Y entonces él la vio allí, hablando con alguien al otro lado de la puerta. Y continuó hasta llegar a ella, hasta que los demás inmovilizaron sus miembros y cedieron el paso a algún anuncio intempestivo, violento, brutal. Ella miró sus ojos oscurecidos, y su corazón comenzó a latir, y los golpes bajo su pecho subieron a su cabeza y sonrió al contemplar su rostro enjuto y sombrío, porque después de todo era él, y el hilo de esperanza que la había mantenido viva durante tanto tiempo comenzó a manar a chorros sobre un soñado manantial de felicidad, y entonces ella le tomó la mano y él tiró de ella hacia fuera.
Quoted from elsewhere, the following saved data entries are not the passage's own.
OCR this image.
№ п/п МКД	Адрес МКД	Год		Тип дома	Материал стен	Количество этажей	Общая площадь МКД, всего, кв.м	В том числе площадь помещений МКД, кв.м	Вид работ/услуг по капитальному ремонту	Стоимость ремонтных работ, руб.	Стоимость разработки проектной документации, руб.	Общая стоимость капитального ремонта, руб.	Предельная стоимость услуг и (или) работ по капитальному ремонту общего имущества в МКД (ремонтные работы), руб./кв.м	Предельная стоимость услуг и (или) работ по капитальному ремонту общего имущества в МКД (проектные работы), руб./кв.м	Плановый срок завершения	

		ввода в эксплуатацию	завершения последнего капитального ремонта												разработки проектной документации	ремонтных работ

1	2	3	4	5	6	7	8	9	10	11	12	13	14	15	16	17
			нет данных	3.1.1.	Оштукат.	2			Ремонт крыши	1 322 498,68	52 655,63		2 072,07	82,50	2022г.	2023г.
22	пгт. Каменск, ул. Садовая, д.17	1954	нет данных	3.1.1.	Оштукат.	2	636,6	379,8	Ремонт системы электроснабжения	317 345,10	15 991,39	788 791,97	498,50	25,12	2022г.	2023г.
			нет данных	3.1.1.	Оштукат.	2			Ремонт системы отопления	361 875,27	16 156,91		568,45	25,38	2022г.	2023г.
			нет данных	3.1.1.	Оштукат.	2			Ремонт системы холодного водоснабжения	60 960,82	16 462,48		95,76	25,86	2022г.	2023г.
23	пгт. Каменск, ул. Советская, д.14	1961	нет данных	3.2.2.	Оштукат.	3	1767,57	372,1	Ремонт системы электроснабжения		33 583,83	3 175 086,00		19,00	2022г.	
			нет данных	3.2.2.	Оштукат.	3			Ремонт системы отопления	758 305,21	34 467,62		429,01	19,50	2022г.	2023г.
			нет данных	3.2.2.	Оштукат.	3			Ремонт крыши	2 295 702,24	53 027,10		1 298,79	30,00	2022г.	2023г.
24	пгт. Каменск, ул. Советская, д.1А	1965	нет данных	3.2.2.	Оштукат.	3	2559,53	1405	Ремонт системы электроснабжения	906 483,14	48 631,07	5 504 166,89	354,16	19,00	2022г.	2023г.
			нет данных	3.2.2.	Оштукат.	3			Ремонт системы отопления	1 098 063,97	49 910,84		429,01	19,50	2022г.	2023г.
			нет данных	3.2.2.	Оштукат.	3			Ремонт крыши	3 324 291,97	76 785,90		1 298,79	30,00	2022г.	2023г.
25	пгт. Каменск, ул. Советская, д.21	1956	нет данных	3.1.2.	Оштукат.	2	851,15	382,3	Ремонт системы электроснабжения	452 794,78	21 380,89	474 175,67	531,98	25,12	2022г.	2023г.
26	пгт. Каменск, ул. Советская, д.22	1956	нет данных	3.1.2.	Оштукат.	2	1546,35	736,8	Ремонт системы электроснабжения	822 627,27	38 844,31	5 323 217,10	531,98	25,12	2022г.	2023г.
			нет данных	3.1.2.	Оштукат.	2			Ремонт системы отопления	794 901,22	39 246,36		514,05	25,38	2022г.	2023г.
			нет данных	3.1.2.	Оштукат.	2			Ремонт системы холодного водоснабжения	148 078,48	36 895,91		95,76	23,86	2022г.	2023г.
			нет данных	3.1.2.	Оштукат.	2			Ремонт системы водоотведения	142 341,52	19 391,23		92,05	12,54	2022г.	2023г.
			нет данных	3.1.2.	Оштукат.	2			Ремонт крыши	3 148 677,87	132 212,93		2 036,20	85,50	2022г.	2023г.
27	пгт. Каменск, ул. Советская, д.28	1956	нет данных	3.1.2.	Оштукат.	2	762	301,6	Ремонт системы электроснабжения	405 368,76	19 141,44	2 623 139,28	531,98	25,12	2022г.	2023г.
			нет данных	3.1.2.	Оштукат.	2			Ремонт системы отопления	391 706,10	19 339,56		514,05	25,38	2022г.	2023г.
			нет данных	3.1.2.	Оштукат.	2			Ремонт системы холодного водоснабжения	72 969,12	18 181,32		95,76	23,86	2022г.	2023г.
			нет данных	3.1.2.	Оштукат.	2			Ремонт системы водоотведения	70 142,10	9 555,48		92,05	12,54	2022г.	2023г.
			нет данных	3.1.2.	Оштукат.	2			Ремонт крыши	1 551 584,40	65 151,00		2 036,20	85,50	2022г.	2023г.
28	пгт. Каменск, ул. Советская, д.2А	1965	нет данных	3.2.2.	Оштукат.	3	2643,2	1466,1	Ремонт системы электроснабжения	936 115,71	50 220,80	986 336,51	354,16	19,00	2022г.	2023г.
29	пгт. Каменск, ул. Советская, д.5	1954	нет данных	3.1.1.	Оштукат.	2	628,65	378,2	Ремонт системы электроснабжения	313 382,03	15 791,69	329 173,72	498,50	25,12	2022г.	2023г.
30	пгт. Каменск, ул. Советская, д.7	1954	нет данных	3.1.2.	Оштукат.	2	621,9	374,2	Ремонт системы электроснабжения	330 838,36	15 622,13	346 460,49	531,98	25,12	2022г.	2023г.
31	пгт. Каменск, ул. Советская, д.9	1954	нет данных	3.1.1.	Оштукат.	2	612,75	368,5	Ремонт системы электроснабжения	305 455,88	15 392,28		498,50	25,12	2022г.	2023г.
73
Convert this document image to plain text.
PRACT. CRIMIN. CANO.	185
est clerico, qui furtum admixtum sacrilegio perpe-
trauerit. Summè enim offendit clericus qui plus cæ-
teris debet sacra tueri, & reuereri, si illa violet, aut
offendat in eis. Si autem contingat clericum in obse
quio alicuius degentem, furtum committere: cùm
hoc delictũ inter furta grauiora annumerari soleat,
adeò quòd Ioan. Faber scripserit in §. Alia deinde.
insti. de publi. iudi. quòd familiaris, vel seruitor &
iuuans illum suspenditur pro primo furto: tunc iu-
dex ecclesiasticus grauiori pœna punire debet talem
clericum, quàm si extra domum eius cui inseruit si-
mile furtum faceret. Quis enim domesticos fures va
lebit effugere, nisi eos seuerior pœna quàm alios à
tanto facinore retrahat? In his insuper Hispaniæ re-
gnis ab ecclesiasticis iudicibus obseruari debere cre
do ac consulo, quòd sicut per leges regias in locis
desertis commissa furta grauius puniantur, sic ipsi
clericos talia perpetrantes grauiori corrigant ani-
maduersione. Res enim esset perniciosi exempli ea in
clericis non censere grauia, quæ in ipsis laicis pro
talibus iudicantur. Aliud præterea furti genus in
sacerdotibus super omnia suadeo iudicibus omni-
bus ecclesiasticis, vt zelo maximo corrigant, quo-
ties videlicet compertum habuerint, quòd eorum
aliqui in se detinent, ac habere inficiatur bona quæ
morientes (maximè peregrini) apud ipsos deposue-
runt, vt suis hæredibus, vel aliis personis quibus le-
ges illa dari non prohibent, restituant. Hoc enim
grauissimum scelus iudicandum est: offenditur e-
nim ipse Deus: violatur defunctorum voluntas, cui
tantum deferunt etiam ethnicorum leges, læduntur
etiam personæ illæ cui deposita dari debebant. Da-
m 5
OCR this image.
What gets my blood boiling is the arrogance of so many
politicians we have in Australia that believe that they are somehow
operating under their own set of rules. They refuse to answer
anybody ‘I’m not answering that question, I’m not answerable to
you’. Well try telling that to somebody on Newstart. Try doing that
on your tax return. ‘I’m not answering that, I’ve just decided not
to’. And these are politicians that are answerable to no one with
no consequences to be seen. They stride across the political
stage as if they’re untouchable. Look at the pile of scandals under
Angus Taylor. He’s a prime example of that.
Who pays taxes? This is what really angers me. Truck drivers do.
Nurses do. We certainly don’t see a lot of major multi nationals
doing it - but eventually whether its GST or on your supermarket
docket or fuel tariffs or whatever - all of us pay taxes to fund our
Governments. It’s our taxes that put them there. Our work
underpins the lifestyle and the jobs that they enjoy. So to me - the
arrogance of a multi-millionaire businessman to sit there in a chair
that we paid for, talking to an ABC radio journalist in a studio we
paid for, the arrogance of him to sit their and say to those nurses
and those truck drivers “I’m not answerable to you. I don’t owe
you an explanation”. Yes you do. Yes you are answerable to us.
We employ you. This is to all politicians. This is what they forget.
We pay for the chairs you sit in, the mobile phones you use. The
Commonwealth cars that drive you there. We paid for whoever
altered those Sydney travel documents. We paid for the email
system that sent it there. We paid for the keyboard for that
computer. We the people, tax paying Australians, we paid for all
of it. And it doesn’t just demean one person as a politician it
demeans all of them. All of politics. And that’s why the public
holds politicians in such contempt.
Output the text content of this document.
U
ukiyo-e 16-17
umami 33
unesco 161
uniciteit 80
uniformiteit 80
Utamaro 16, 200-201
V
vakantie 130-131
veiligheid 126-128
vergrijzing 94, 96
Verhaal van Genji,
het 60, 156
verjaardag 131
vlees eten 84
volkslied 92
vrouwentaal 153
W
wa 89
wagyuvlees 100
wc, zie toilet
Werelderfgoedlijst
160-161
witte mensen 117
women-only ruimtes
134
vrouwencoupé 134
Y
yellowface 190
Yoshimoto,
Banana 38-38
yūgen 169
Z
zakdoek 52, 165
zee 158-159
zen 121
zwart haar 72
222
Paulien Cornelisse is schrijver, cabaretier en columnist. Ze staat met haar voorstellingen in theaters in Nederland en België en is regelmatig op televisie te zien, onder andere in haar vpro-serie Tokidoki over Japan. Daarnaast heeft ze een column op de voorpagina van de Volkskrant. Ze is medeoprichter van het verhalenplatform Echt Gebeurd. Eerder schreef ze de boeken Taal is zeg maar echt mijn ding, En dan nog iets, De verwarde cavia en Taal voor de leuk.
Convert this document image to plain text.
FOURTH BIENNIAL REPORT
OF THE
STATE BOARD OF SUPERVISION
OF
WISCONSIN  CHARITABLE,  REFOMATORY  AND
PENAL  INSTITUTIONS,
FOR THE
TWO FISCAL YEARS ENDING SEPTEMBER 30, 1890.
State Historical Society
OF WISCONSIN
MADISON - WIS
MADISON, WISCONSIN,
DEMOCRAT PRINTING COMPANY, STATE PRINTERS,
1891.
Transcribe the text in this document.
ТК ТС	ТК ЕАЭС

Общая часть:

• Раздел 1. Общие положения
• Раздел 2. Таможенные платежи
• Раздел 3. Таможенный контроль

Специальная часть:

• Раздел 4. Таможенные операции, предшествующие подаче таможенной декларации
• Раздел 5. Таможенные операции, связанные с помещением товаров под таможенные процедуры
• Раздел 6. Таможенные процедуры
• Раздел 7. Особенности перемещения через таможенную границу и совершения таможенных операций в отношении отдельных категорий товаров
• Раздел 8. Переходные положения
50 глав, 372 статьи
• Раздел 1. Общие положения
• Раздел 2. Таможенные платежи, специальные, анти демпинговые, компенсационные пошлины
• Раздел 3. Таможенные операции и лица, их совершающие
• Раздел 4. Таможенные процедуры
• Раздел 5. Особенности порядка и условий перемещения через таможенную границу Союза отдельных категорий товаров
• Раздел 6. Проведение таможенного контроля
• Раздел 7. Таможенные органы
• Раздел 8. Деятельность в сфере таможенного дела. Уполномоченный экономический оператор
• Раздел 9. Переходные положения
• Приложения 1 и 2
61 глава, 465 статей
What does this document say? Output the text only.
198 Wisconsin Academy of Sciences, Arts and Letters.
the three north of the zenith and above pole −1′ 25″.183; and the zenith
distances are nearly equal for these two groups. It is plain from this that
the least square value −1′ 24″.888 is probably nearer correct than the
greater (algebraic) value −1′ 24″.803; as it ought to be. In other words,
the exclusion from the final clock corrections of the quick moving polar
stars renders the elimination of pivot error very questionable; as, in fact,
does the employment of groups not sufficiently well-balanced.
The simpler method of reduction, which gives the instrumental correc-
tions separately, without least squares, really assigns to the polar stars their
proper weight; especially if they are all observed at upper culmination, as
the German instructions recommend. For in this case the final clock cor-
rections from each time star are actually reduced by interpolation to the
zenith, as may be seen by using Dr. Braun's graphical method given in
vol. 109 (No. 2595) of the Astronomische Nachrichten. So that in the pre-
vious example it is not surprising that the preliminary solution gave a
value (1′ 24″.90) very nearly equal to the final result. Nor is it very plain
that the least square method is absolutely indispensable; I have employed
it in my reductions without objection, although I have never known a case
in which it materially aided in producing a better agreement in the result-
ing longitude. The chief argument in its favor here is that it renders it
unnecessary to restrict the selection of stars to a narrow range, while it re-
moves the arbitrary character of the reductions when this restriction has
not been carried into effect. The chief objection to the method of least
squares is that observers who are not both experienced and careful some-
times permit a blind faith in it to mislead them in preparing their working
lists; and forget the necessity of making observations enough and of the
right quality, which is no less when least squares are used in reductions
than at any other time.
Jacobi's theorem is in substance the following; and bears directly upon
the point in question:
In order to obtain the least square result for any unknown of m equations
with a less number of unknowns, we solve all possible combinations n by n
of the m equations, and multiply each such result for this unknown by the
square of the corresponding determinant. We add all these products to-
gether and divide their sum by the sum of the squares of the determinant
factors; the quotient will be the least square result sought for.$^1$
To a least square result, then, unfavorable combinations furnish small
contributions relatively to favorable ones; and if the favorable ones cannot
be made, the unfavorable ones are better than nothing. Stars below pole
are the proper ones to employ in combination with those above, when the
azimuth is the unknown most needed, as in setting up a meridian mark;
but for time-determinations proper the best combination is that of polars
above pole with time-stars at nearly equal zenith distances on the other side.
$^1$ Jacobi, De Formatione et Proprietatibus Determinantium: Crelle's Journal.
La luz del umbral iluminó sus ojos y ella vio unos ojos profundos, concretos, adheridos a un punto definido de su mirada, y entonces comprendió que, por fin, algo había cambiado.Luego, todos contemplaron cómo a lo lejos dos siluetas unidas por algún nexo negro e indefinido eran devoradas por la oscuridad, hasta desaparecer. Entonces todos se miraron sin decir palabra; múltiples miradas de horror y de incertidumbre estampadas de repente sobre rostros ya entumecidos por el alcohol.Horas más tarde, él apareció en el salón. La puerta estaba abierta, las luces centrales encendidas. Cuatro mujeres bailaban aún la música tenue que sonaba por los altavoces agostados; un joven descamisado dormía en un sofá. Entonces ellas pararon su baile y lo miraron con cara descompuesta: su aspecto harapiento, el rostro consumido, los ojos inexpresivos. Entonces las cuatro mujeres caminaron alocadamente hacia fuera, llevadas de un mal recuerdo y de un negro presagio, conducidas por un grito interior que a punto estuvieron de verter a la oscuridad opaca de la noche en modo de alarma si no la hubieran encontrado a ella en el umbral de la puerta, con la melena alborotada, los ojos alegres y sonrientes y la faz encendida y diáfana, dispuesta a explicar a todos que por fin él se había curado.